The Hour, created and written by Abi Morgan, is a television drama set in the 1960s about an investigative news programme called ‘The Hour’ and the team behind it. Whilst the first season dealt with the birth of ‘The Hour’ alongside the threat of spies and double agents during the cold war era, the second season shows the effort made to keep ‘The Hour’ on air after the events of the previous season, as well as the struggle to reveal the truth about a Mafia organisation in the heart of London. The cast includes Dominic West, Ben Whishaw, Romola Garai, Oona Chaplin and Anna Chancellor whilst new members of the cast include Peter Capaldi and Tom Burke.
The three main characters: the anchorman Hector Madden (Dominic West), the producer Bel Rowley (Romola Garai) and the journalist Freddie Lyon (Ben Whishaw) really are the heart and soul of this show. Through their characters’ development these three actors are able to sway the viewers and evoke several emotions, mine especially. Dominic West moved me most as we were shown that there was more to his character than charm and infidelity. The supporting cast, meanwhile, are also fantastic in shaping the drama of the programme; namely Oona Chaplin, Anna Chancellor and Peter Capaldi who excelled in their roles. The joint effort of Chancellor and Capaldi as estranged lovers was a nice touch to the show. Capaldi’s performance was very moving whilst Oona Chaplin’s character’s change from doting housewife to independent women was inspirational. The success of these, and the other wonderful cast members, makes this show a strong ensemble piece.
Compared to the anticlimax of the first series, the second series of The Hour packs more than a few punches. From the offset the show is instantly intriguing and absorbing, giving little time for the audience to breathe between character development and plot twists. The show’s focus on secret organisations, political and police corruption and the throwing of Bel, Freddie and Hector in front of the firing line on more than one occasion helped achieve this. The difference in pace and storyline of this series compared to the last can of course, it seems, be linked to the fact that the first series aimed to introduce us to the characters and the concept of ‘The Hour’, giving the current series room to improve and to take the story further. What I especially liked about this season was its tackling of sensitive topics such as the blackmail of those of high authority, fascism amongst young men during the Cold War and the racial abuse faced by African Americans every day. The gravity and influence that the show might have had in reality by bringing these issues to light was very thought-provoking.

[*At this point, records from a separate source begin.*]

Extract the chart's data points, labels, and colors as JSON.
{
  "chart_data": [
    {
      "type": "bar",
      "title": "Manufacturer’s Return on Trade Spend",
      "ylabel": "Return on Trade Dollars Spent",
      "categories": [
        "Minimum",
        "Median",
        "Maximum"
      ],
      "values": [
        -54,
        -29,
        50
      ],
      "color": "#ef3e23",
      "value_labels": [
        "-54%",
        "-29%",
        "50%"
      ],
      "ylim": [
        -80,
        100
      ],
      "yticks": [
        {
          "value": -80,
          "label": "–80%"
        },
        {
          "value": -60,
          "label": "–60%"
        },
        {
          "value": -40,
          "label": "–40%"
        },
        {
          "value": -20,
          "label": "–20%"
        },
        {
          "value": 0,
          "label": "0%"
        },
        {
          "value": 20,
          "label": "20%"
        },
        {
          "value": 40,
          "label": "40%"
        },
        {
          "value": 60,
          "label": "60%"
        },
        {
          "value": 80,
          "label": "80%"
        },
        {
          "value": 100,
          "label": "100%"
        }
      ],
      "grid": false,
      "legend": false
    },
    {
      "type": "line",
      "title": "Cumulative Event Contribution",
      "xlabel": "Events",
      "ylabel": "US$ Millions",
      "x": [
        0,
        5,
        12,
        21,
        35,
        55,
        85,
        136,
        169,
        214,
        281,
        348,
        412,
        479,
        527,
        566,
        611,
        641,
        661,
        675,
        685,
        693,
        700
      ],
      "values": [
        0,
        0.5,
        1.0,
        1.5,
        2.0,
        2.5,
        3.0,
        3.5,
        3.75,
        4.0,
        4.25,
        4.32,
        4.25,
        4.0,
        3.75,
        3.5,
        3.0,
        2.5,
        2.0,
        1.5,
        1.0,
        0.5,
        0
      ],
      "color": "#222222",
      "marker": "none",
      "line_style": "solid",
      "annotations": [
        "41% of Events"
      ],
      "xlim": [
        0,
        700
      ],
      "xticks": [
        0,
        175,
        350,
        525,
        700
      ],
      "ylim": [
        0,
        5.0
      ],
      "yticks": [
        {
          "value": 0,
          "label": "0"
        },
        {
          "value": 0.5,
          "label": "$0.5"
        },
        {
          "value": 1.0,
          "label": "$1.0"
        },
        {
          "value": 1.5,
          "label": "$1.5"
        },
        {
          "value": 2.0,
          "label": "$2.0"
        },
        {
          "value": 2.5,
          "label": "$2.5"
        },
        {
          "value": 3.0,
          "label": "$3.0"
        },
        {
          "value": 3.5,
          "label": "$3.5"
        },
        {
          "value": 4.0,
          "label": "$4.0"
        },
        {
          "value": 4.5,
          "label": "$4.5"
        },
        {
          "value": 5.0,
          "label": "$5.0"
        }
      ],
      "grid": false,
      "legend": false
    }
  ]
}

Of course The Hour wouldn’t be what it is without its incredible script, which was written by Abi Morgan (Shame, The Iron Lady). The intensity of the screenplay was both effective in building up anticipation for the next episode and moving, through either action or words. The last twenty minutes of the entire series alone made me shout at the screen and shed a few tears! I loved the cinematography of this series, as well as the first series, as the colours and execution of each shot was fantastically done, thanks to both David Luther (series 2) and Chris Seager (series 1). What I also really liked, and found rather beautiful, was the costume design, by Suzanne Cave, who seemed to capture the style of the period very well. Whilst the music by Kevin Sargent was well composed and executed, a nice touch to the soundtrack was providing each character with their own theme. All in all I feel that this series of The Hour surpassed both my expectations and the standard set by the first series, I greatly look forward to the next one.
The Hour (Series One and Two) is now available on DVD.